The study showed that a large number of women who underwent hysterectomy had previously experienced severe abdominal pain after tubectomy or female sterilisation and, therefore, sought the help of private practitioners, who declared hysterectomy as the solution. They filed an appeal in the Supreme Court, which ordered the Union government to include hysterectomy in NFHS-IV for the first time.
One can also trace a link to this rise in hysterectomy operations with the govern-ment health insurance schemes. Take for instance Aarogyasri, which was introduced in (united) Andhra Pradesh in 2007.
Under the scheme, beneficiaries were offered healthcare coverage of up to Rs 1.5 lakh. Similarly, there is the Union government’s Rashtriya Swasthya Suraksha Bima Yojna. These schemes became controversial when thousands of women in Andhra Pradesh, Bihar, Rajasthan and a few other states were prescribed unwarranted hysterectomy.
During 2009-10, the total number of hysterectomies in (united) Andhra Pradesh was more than a million. But when the state government initiated restrictions on private hospitals for claim benefits under health government insurance schemes for hysterectomy, there was a fall. Surgeries dipped from 6,189 in 2010-11 to 4,943 during 2011-12, says a research paper published in Reproductive Health in 2018.
That’s where the private insurance companies entered the scene.

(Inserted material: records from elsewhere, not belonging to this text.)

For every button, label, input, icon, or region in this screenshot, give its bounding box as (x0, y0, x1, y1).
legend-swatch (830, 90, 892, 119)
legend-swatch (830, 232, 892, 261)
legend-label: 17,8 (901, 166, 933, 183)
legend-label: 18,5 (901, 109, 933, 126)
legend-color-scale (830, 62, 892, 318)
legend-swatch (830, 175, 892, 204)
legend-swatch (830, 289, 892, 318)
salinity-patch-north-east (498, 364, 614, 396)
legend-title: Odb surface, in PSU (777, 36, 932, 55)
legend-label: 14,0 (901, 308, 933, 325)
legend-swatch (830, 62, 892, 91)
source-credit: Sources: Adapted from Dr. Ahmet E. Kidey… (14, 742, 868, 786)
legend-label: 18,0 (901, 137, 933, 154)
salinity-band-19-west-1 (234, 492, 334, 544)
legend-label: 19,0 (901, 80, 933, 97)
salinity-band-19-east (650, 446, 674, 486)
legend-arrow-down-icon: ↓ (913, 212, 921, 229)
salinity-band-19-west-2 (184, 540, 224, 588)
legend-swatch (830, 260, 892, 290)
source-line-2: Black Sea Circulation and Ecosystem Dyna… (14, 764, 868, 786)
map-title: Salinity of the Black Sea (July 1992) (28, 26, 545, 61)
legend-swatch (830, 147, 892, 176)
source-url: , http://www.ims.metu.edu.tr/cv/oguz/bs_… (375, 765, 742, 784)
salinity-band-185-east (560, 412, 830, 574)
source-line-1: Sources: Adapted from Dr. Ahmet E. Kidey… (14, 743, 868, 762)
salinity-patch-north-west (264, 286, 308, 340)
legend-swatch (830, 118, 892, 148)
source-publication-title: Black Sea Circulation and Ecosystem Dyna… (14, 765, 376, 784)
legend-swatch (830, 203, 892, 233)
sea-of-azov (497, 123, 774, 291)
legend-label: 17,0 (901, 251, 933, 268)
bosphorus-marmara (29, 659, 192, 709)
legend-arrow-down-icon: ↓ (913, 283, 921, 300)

For example in Beed, 99 private hospitals carried out 4,605 hysterectomies from 2016-17 to 2018-19, according to a committee headed by the district civil surgeon.
There is also a link between government health insu-rance and hysterectomy. Several reports have emerged from Andhra Pradesh, Telangana, Gujarat, Rajasthan and Chhattisgarh highlighting hysterectomy to be the leading reason for health insurance claims.
A study presented at All India Congress of Obstetrician and Gynaecology by Neelima Singh says that hysterectomy rate was high in villages which were connected to highways and having access to healthcare. “We think they are beneficial, but actually they are not. It is leading to over medicalisation,” she says. The women Singh spoke to did not have insurance and paid the bill through their hard earnings.
An analogy to hysterectomy can be found in C-section deliveries across India. A Comptroller and Auditor General of India (CAG) report in March 2017 found C-section deliveries had increased from 33 per cent in 2013-14 to 45 per cent during 2016-17 in Telangana.
Private hospitals were on the higher side (67 per cent) as compared to public health facility centres (33 per cent). The World Health Organization’s standard is 10-15 per cent. Medical corruption may be widespread, but the curious case of the missing wombs has not been reported. This when emerging science is debunking existing medical beliefs.
If medical ethics have been broken, intervention should also be surgical. Public awareness is needed for women of all ages. For instance, it must be taught to children at the school level itself that sanitation measures will make them healthier. This must be included in school curriculum.
Government audits must be conducted in areas which are reporting a high number of surgical operations and action must be taken. There is a need for guidelines to allow hysterectomy, says Gupta.
“Enacting the Clinical Establishment Act and including standard treatment protocols can ensure rationality of procedures in private hospitals, says Abhay Shukla, national co-convenor of the People’s Health Movement in India. “Regulations are neither strictly implemented nor action taken against errant doctors,” says Singh.
“If a private hospital is found to be doing high number of hysterectomies, there must be a clinical audit by the government,” says Manisha Tokale, president of Jagar Pratisthan, a social organisation in Beed district.
“Women rights organisations should use the courts so that such misogynistic practices are stopped,” says Supreme Court lawyer Ranjana Kumari. The government and the medical establishment must step in now.